The men awaiting them bear no resemblance to the handsome young faces in the photographs, and they take their brides "roughly, recklessly". The women are sent to work in the "hot dusty valleys" (worse than the rice paddies) or below stairs in the "big houses" in the suburbs. With their dreams shattered, the women bear children who harbour ambitions of their own – one wants to marry a preacher "so she wouldn't have to pick berries on a Sunday", one wants to go to college "even though no one she knew had ever left the town". Others dream of becoming doctors, teachers, even gangsters.
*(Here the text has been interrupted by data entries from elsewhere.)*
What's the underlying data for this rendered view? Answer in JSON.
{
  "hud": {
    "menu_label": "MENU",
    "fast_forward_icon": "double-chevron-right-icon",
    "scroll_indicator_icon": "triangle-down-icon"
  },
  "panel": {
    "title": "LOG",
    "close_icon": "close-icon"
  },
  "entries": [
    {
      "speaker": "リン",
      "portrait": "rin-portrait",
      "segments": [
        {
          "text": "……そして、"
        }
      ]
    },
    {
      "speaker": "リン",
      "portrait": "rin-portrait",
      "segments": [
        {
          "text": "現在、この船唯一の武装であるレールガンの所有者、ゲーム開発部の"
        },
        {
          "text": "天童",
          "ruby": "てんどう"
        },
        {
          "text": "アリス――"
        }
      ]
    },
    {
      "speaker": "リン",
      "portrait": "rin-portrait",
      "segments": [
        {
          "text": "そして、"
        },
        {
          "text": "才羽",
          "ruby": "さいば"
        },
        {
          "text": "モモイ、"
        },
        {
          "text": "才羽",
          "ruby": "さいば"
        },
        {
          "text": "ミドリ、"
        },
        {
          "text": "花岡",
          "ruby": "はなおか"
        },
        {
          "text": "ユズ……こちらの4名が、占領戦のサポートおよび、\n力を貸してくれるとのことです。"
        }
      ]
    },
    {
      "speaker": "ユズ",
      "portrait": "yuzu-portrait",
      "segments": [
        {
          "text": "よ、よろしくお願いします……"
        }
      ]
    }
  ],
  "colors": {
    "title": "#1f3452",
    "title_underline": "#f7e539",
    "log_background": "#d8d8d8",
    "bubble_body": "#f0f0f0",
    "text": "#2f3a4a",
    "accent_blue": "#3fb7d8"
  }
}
Otsuka's work challenges the traditional form of the novel in more ways than one. Her story is split into eight sections, each a chapter in these women's lives, and the rhythmic, repetitive flow of collective experience, combined with the sparseness of the descriptions, means her intensely lyrical prose verges on the edge of poetry. Some might find the plurality of voice troubling, suggesting that it does little to restore individual identities to those whom history has forgotten, but I would argue the opposite. A host of individual characters and experiences crystallise as families and communities take root. But all too soon, the only evidence of these lives is the "traces" they leave behind, like the "tiny laughing brass Buddha" hidden "up high, in a corner of the attic, where he is still laughing to this day".